O pontífice celebrou missa ontem para relembrar o massacre de armênios no país que ocorreu entre os anos de 1915 e 1916. Chamado de "martírio armênio", referiu-se a ele como "genocídio", o que não é aceito pela Turquia.
O embaixador do Vaticano no país, Antonio Lucibello, foi convocado pelo governo a dar explicações sobre a declaração.
"O genocídio é um conceito jurídico e as reivindicações atuais não satisfazem os pré-requisitos da lei, mesmo que sejam baseadas em uma convicção amplamente difusa, isso é uma calúnia", disse a nota.
O texto seguiu dizendo que Francisco contrariou declarações anteriores em favor da paz no mundo.
"Fez uma discriminação entre o sofrimento, enfatizando só o sofrimento cristão, dos armênios. Com um ponto de vista seletivo, ignorou as tragédias que atingiram o povo turco e muçulmano que perderam suas vidas durante a Primeira Guerra Mundial", disse a nota do governo.
O Papa afirmou, em missa na manhã de hoje, que a Igreja deve ter "franqueza" e a "coragem cristã" de "dizer as coisas com liberdade".

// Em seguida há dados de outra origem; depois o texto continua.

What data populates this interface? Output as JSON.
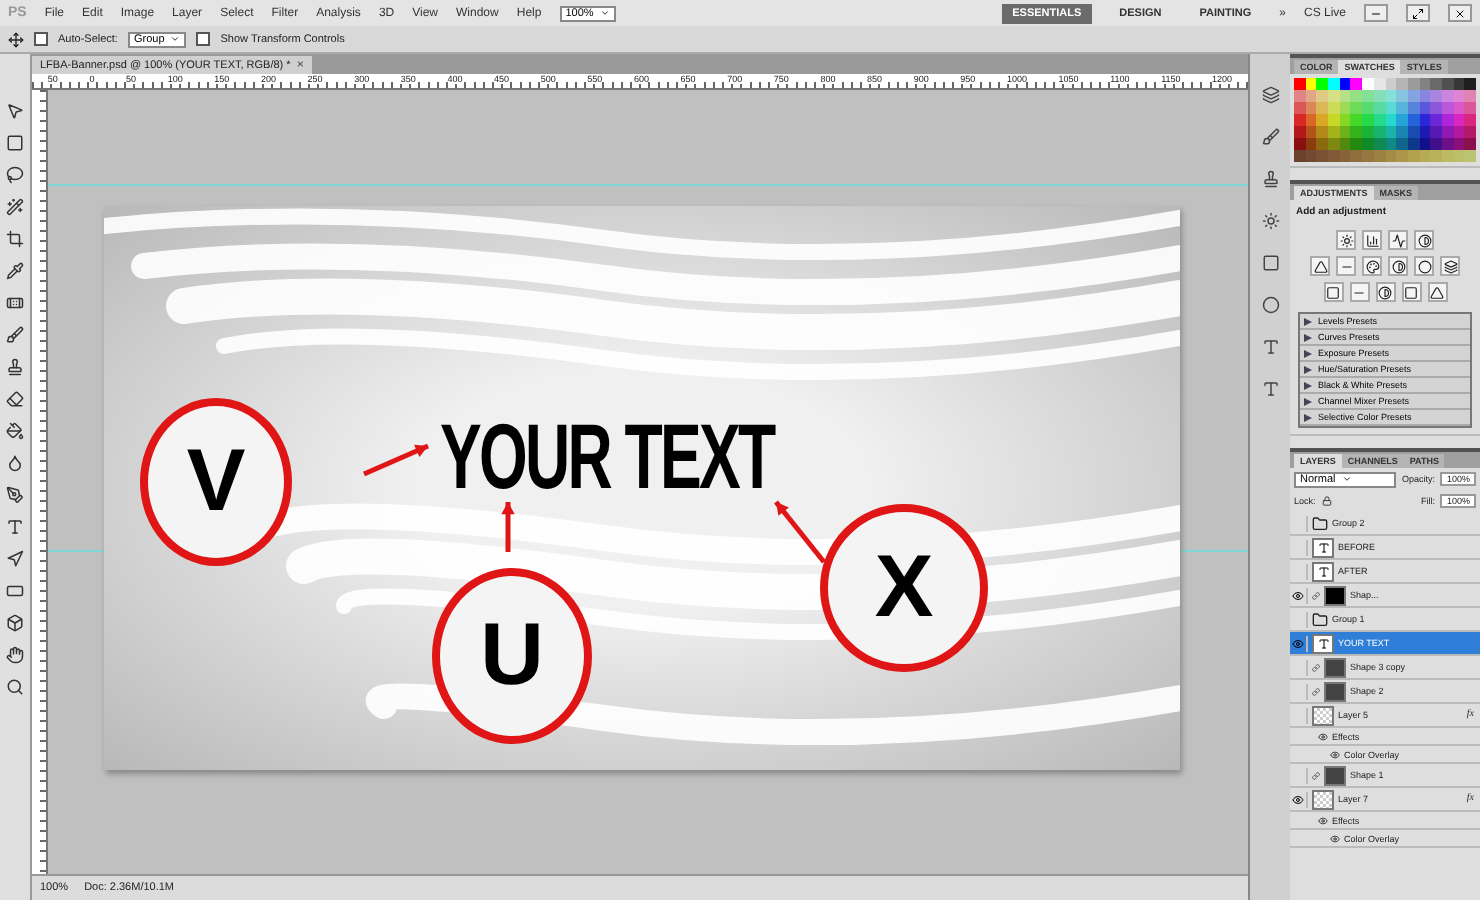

Também sem citar a nota do governo turco, utilizou os atos dos apóstolos Pedro e João para dizer que um cristão "não pode ficar quieto sobre as coisas que vê e escuta".
Entenda o caso
O povo armênio foi martirizado ou exilado pelo Império Turco Otomano como uma forma de reprimir a sua cultura. Mais de um milhão e meio de pessoas foram perseguidas pelo partido "Jovens Turcos".
A celebração de ontem relembrou o acontecimento histórico e concedeu o título de Doutor da Igreja a São Gregório de Narek (950-1005), considerado o primeiro grande poeta da Armênia, além de um importante escritor da literatura cristã.
"A nossa humanidade viu no século passado três grandes tragédias: a primeira, aquela que vem comumente lembrada como o primeiro genocídio do século XX, essa atingiu o vosso povo armênio, primeira nação cristã", disse Francisco.
"As outras duas foram perpetradas pelo nazismo e pelo stalinismo e, mais recentemente, os extermínios em massa que ocorreram no Camboja, Ruanda, Burundi e Bósnia. Parece que a humanidade não para de derramar sangue inocente", lamentou. A convocação do embaixador foi contada pelo próprio Lucibello à agência Ansa.
O papa já havia declarado recentemente que a Igreja Católica Romana e a da Armênia são unidas por um "ecumenismo de sangue".
A Catedral da Sé irá celebrar missa em maio em memória do que também chama de "genocídio armênio", mas não é reconhecido pelo governo tuco.